DATA_BROKER_DATABASE_URL=postgres://user:password@url:5432/data_broker

To load a submission from the data broker database:

python manage.py load_submission [broker_submission_id]

This will load data into your USAspending database in the following order:

  • File A (Appropriation data)
  • File B (Program activity object class data)
  • File D2 (Award financial assistance data)
  • File D1 (Award procurement data)
  • File C (Award financial data)
    • This is matched against award records created after loading D1 and D2
  • Any subaward data

Historic USAspending Data

This section desperately needs to be updated. The commands listed below are most definitely obsolete.

Award data from the current USAspending site comes in two different formats:

  • Contracts
  • Assistance awards (which include grants, loans, and "other" awards)

Note: Current USAspending loaders are insert only (not update). Flush any existing data before running these loaders.

Loading Historic Contract Awards

  1. Go to the current USAspending Data Download page.

  2. Choose Contracts in option 2. Select the Spending Type

  3. Select any other download parameters you'd like (agency, date range, etc.)

  4. Make sure csv is selected in 5. Select Type of File

  5. Click Submit to download the contract award file

  6. Once the file is downloaded, start the load by running:

    python manage.py load_usaspending_contracts [path-to-contracts-file.csv]

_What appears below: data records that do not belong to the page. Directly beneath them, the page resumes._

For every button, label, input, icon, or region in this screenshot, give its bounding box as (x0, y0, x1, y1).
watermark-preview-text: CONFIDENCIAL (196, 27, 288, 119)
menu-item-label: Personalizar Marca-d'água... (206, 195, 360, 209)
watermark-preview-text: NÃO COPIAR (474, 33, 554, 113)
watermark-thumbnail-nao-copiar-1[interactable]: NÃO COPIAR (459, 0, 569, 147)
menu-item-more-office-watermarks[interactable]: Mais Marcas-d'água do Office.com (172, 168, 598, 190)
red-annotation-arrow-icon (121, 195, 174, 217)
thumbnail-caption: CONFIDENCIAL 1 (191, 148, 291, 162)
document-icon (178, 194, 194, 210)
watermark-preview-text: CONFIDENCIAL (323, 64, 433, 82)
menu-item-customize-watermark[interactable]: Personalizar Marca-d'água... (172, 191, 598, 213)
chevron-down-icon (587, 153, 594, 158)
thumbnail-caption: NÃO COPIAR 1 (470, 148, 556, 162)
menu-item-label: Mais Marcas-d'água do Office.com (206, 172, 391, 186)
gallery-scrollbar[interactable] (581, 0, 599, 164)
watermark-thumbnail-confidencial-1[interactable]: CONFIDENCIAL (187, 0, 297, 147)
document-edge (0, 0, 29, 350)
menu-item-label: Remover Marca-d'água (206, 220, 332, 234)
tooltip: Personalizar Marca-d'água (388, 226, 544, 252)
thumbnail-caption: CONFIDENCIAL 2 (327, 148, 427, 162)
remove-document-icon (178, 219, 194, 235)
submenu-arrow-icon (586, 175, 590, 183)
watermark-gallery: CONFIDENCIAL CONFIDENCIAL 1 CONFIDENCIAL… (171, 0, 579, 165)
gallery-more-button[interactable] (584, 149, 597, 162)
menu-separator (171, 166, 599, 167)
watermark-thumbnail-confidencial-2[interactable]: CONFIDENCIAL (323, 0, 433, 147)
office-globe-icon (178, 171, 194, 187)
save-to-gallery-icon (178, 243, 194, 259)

Loading Historic Financial Assistance Awards

  1. Go to the current USAspending Data Download page.

  2. Choose Grants, Loans, or Other Financial Assistnace in option 2. Select the Spending Type

  3. Select any other download parameters you'd like (agency, date range, etc.)

  4. Make sure csv is selected in 5. Select Type of File

  5. Click Submit to download the financial assistance award file

  6. Once the file is downloaded, start the load by running:

    python manage.py load_usaspending_assistance [path-to-contracts-file.csv]

Miscellaneous Data Loading Commands

  • python manage.py update_location_usage_flags - Updates all locations to have proper usage flags. This should be run after any set of submission loads to ensure the flags are properly set.

  • psql -v ON_ERROR_STOP=1 -c '\timing' -f usaspending_api/broker/management/sql/restock_exec_comp.sql $DATABASE_URL - Loads executive compensation data for any currently loaded submissions.